È residente a Lecce una delle quattro persone destinatarie di una delle misure cautelari eseguite stamattina dalla Guardia di finanza e dal personale dell’Agenzia delle Dogane e dei Monopoli di Firenze, nell’ambito di un’inchiesta su una presunta frode all’Iva da 90 milioni di euro.
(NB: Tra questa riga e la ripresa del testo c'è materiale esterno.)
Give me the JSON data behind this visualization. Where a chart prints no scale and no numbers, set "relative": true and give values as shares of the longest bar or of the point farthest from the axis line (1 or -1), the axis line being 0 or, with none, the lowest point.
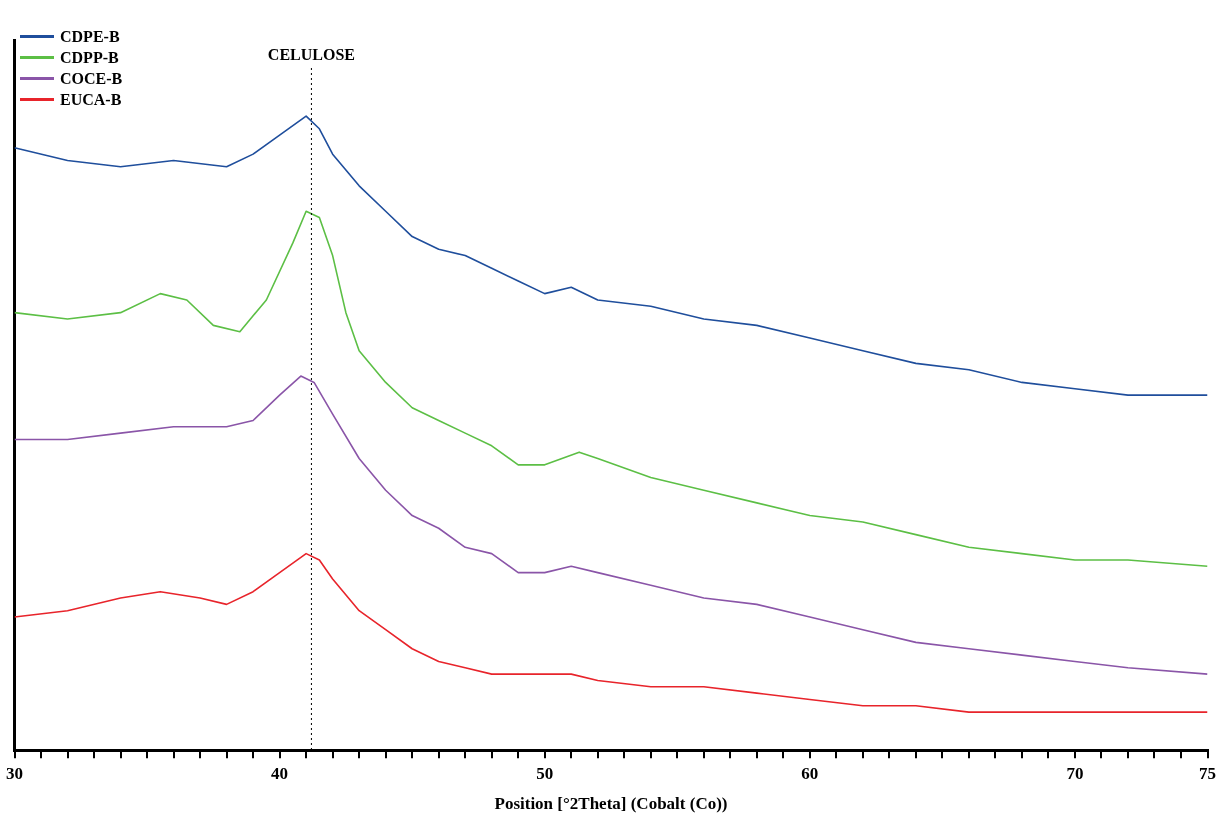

I provvedimenti sono stati eseguiti nei confronti di cittadini cinesi nel capoluogo toscano, in quello salentino e a Treviglio, in provincia di Bergamo.
Le indagini, coordinate dalle Procure europee di Bologna e Torino, avrebbero fatto emergere l’esistenza di un’organizzazione criminale di origine cinese che avrebbe inquinato li mercato europeo con merci sottratte al pagamento dei diritti di confine.
I finanzieri hanno sequestrato conti correnti per 19 milioni di euro mentre, in occasione dei singoli controlli eseguiti dalla Dogana, è stato sequestrato mezzo milione di capi di abbigliamento, oggetto di contrabbando.
Gli indagati, spiega una nota della Guardia di finanza, avrebbero introdotto in Italia ingenti quantitativi di merce cinese, formalmente destinata ad altri paesi europei, abusando della “procedura 42” che consente «l’immissione di beni in uno Stato membro senza l’immediato versamento dell’Iva, a condizione che siano destinati a un paese comunitario, dove l’imposta dovrà essere corrisposta al momento dell’immissione al consumo». In realtà le merci non lasciavano mai il territorio nazionale.
Al termine delle operazioni di sdoganamento venivano immesse direttamente sul mercato italiano a prezzi artificialmente ribassati perché privi del carico fiscale, «mentre attraverso l’emissione di false fatture e documenti di trasporto, erano dichiarate per la cessione verso soggetti comunitari compiacenti».
Per rendere credibile questa triangolazione fittizia, i responsabili, secondo quanto ricostruito, si avvalevano di un deposito fiscale a Sesto Fiorentino e di una galassia di società, sia italiane sia estere, utilizzate come schermi.
Nel corso delle attività è emerso che attraverso false dichiarazioni del valore in dogana l’organizzazione era riuscita a importare grosse partite di bici elettriche, dichiarando in dogana un valore anche dieci volte inferiore a quello reale: ogni bike veniva venduta a un prezzo tra i 50 e 110 euro, meno di un decimo del valore di mercato.
Le indagini hanno inoltre portato all’individuazione di altri soggetti, rappresentanti legali di società con sede in Bulgaria e Grecia e con interessi in diversi Paesi dell’Unione europea.